5.5 Schedule Changes
The schedule for QBRs or ABRs may be adjusted by mutual agreement, but QBRs shall occur at least quarterly for MSP customers, and ABRs shall occur at least once per 12-month period for limited-service customers.
6. CONFIDENTIALITY AND NON-DISCLOSURE
6.1 Confidential Information
During the term of this Agreement, and thereafter in perpetuity, neither party shall, without the prior written consent of the other, disclose to anyone any Confidential Information of the other. "Confidential Information" includes each party's proprietary and confidential information such as, but not limited to, customer lists, business plans, marketing plans, financial information, designs, drawings, specifications, models, software, source codes, object codes, technical data, trade secrets, know-how, research, product plans, products, services, customers, customer lists, markets, software, developments, inventions, processes, formulas, technology, designs, drawings, engineering, hardware configuration information, marketing, finances, or other business information.
6.2 Exceptions
Confidential Information shall not include information that: (a) is or becomes publicly available through no breach of this Agreement by the receiving party; (b) is rightfully received by the receiving party from a third party without breach of any confidentiality obligation; (c) is independently developed by the receiving party without use of or reference to the disclosing party's Confidential Information; or (d) is required to be disclosed by law or court order, provided the receiving party gives prompt written notice to allow the disclosing party to seek protective measures.
6.3 Data Protection Compliance
Provider is committed to protecting and securing sensitive and personal data in compliance with applicable data protection laws, including GDPR, HIPAA, and other relevant regulations.

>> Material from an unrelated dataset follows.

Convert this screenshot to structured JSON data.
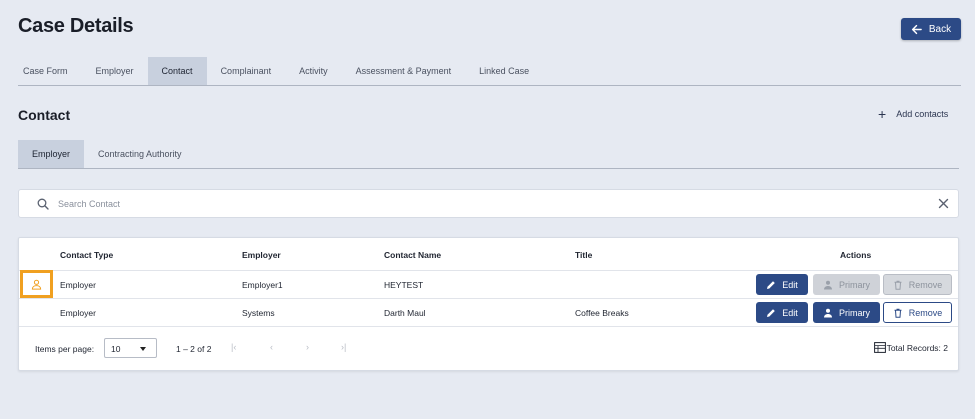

Provider will implement and maintain appropriate security measures to protect such data against unauthorized access, disclosure, alteration, or destruction. Provider will promptly notify Client in the event of any data breach that affects Client's data.
6.4 Recording of Support Communications
Telephone calls and text messages to Provider's support and service numbers are automatically recorded and processed for quality assurance, ticketing, training, and service delivery. By contacting Provider through these numbers, Client and its personnel acknowledge and consent to such recording and processing. Recordings are retained and handled in accordance with Provider's data-retention and security practices.
7. NON-SOLICITATION AGREEMENT
Client and Provider both agree that they will not solicit for hire, and will not hire or otherwise engage any of each other's employees or contractors, either directly or indirectly, during the term of this Agreement or for a period of 24 months immediately following termination of this Agreement. This restriction applies whether the solicitation or engagement is as an employee, contractor, consultant, or in any other capacity.
8. INTELLECTUAL PROPERTY
Any custom solutions or scripts developed by Provider remain the property of Provider, with Client granted a non-exclusive license to use such solutions for the duration of this Agreement.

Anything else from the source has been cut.